Meta, Google, and Apple have blamed the slowdown in gaming for the drag in their recent quarterly sales, and some mobile gaming companies who benefited during the pandemic, have now been forced to make changes to adapt to the macroeconomic conditions.

French company Voodoo ended up one of the biggest App Store publishers, measured by downloads, riding the trend for “hypercasual” games. These are developed quickly, hard to beat, and fueled by low cost advertising. A 15-20% rise in advertising has made acquiring new players and launching new games harder and more expensive.

Co-Founder and Chief Executive of Voodoo, Alex Yazdi said “We’ve had to change our whole strategy to games that are less hypercasual, to casual and more traditional games.”

Playrix, the creator of ‘Gardenscapes’ and ‘Homescapes’ believes this “crazy period” of start-up funding resulted in a marketing splurge, pricing out game companies. The company also believes trend is easing and the downturn isn’t as bad as it looks.

Instead, executives at the company see a larger problem ahead, the mobile gaming industry maturing and even reaching saturation. They believe established games with a loyal following are dominating the market. “The pace of innovation has slowed down.”

Others in the industry are blaming Apple’s new restrictions on targeted advertising. An iPhone software update last year required developers to get user’s consent to tracking, known as App Tracking Transparency, or ATT. Most people did not opt in.

This ended up wiping billions from advertising revenues at Twitter (X), Snapchat, Facebook, and YouTube last year. The games industry is still grappling. Developers who were thriving on targeting players who were likely to spend big in games, could no longer do so.
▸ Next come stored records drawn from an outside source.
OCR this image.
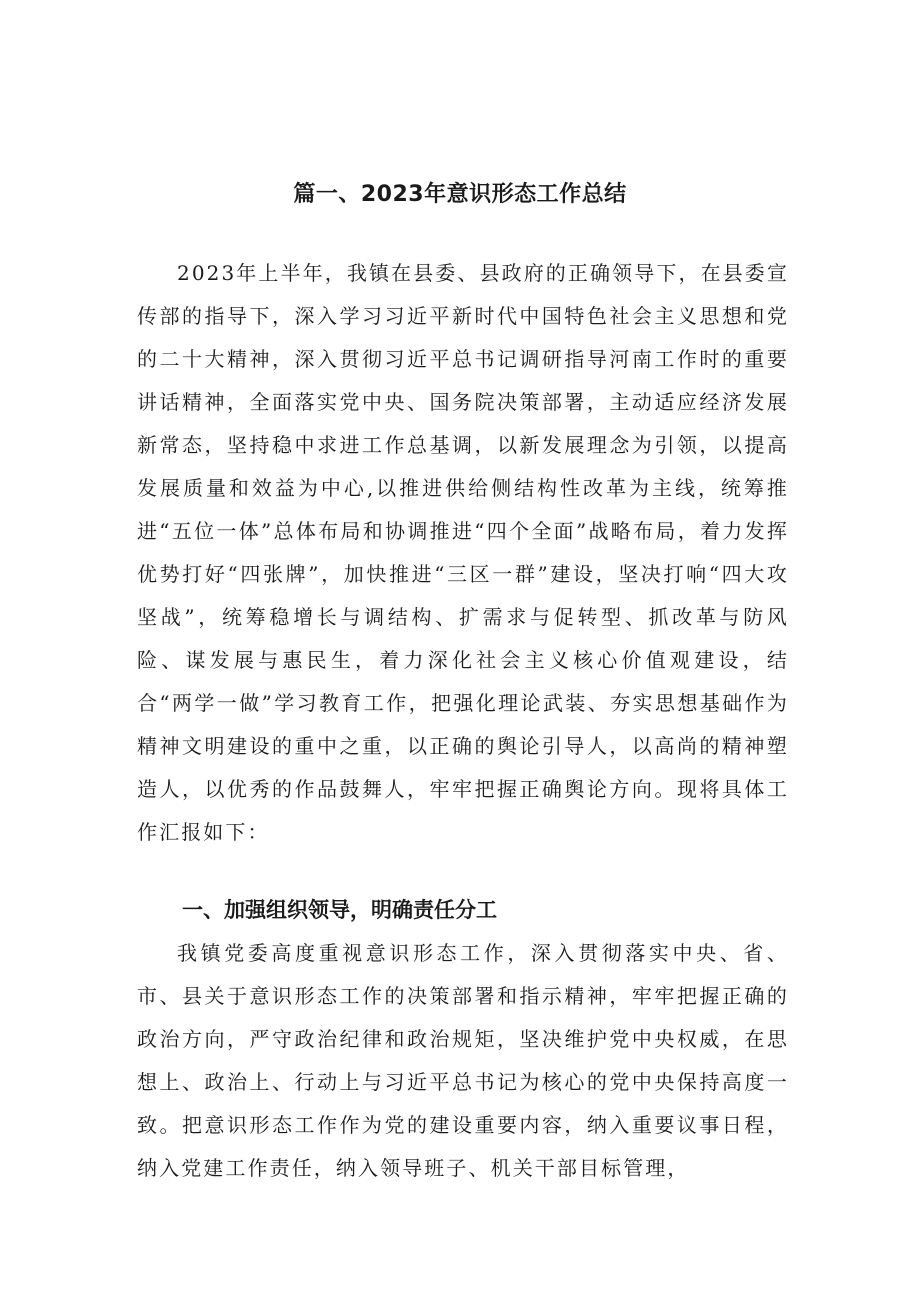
篇一、2023年意识形态工作总结

2023年上半年，我镇在县委、县政府的正确领导下，在县委宣传部的指导下，深入学习习近平新时代中国特色社会主义思想和党的二十大精神，深入贯彻习近平总书记调研指导河南工作时的重要讲话精神，全面落实党中央、国务院决策部署，主动适应经济发展新常态，坚持稳中求进工作总基调，以新发展理念为引领，以提高发展质量和效益为中心,以推进供给侧结构性改革为主线，统筹推进“五位一体”总体布局和协调推进“四个全面”战略布局，着力发挥优势打好“四张牌”，加快推进“三区一群”建设，坚决打响“四大攻坚战”，统筹稳增长与调结构、扩需求与促转型、抓改革与防风险、谋发展与惠民生，着力深化社会主义核心价值观建设，结合“两学一做”学习教育工作，把强化理论武装、夯实思想基础作为精神文明建设的重中之重，以正确的舆论引导人，以高尚的精神塑造人，以优秀的作品鼓舞人，牢牢把握正确舆论方向。现将具体工作汇报如下：

一、加强组织领导，明确责任分工

我镇党委高度重视意识形态工作，深入贯彻落实中央、省、市、县关于意识形态工作的决策部署和指示精神，牢牢把握正确的政治方向，严守政治纪律和政治规矩，坚决维护党中央权威，在思想上、政治上、行动上与习近平总书记为核心的党中央保持高度一致。把意识形态工作作为党的建设重要内容，纳入重要议事日程，纳入党建工作责任，纳入领导班子、机关干部目标管理，
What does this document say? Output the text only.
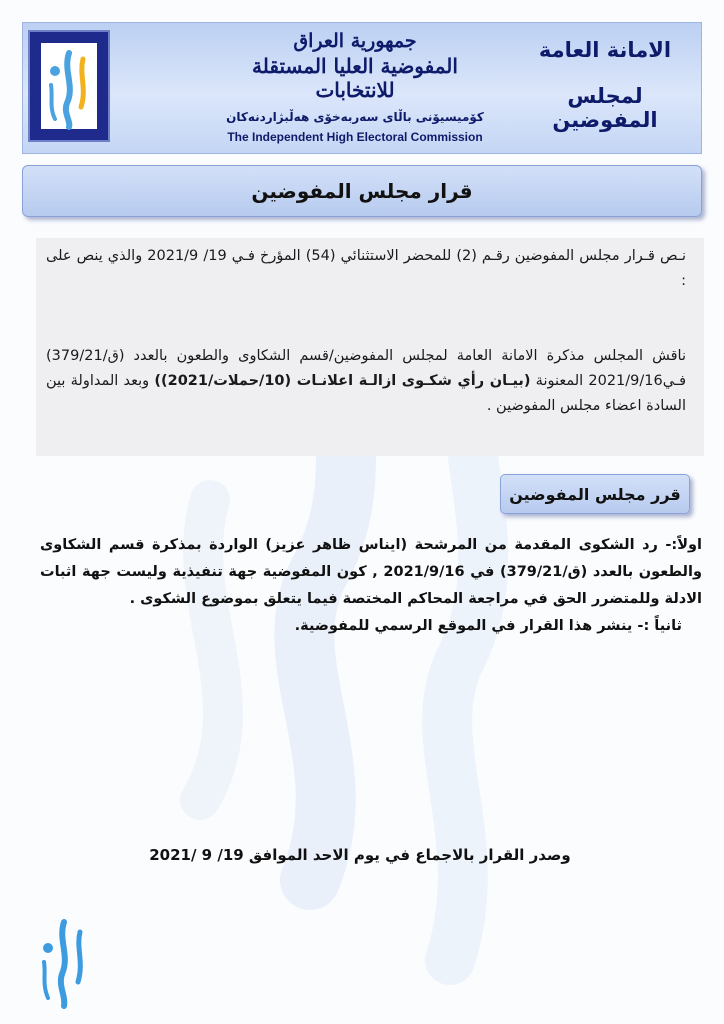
جمهورية العراق
المفوضية العليا المستقلة للانتخابات
کۆمیسیۆنی باڵای سەربەخۆی هەڵبژاردنەکان
The Independent High Electoral Commission
الامانة العامة
لمجلس المفوضين
قرار مجلس المفوضين
نـص قـرار مجلس المفوضين رقـم (2) للمحضر الاستثنائي (54) المؤرخ فـي 19/ 2021/9 والذي ينص على :
ناقش المجلس مذكرة الامانة العامة لمجلس المفوضين/قسم الشكاوى والطعون بالعدد (ق/379/21) فـي2021/9/16 المعنونة (بيـان رأي شكـوى ازالـة اعلانـات (10/حملات/2021)) وبعد المداولة بين السادة اعضاء مجلس المفوضين .
قرر مجلس المفوضين
اولاً:- رد الشكوى المقدمة من المرشحة (ايناس ظاهر عزيز) الواردة بمذكرة قسم الشكاوى والطعون بالعدد (ق/379/21) في 2021/9/16 , كون المفوضية جهة تنفيذية وليست جهة اثبات الادلة وللمتضرر الحق في مراجعة المحاكم المختصة فيما يتعلق بموضوع الشكوى .
ثانياً :- ينشر هذا القرار في الموقع الرسمي للمفوضية.
وصدر القرار بالاجماع في يوم الاحد الموافق 19/ 9 /2021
Chief Operating Officer at Stillfront, a Swedish online games group, Alexis Bonte said “What has been lost in terms of efficient marketing money you can invest has not been recovered by other channels. Games that don’t have strong intellectual property and were relying on performance marketing, they are struggling.”

10 year old ‘Candy Crush Saga’ however, still remains the top grossing game franchise in US app stores, and has so for 21 quarters straight. Owner Activision Blizzard saw a 20% increase in net booking during the third quarter.

General Manager of ‘Candy Crush,’ Todd Green said “When there are thousands and thousands of games coming out every day, having a strong, reliable brand has always been super valuable for us.”

He claimed the team had done a lot of “detailed craft work for several years” to improve gameplay and keep users, saying he was “very optimistic” about the future of mobile gaming, claiming there are many markets worldwide where smartphone penetration is set to grow majorly.

Most share the hope, however few agree on how soon the recovery will arrive.

Take-Two’s Chief Executive Strauss Zelnick expects “three to six more months of downward pressure. I expect by the end of ‘23, we’ll be in good shape.”

On the other hand, Robert Antokol, co-founder and chief executive of Playtika, known for ‘Slotomania’ and ‘Bingo Blitz,’ believes the recession could last as long as 18 months.

The company even recently revealed it would cut around 600 staff, 15% of employees.

“The market, as you can see, is unpredictable. It’s hard to say next year what will happen precisely. We hope we will grow.”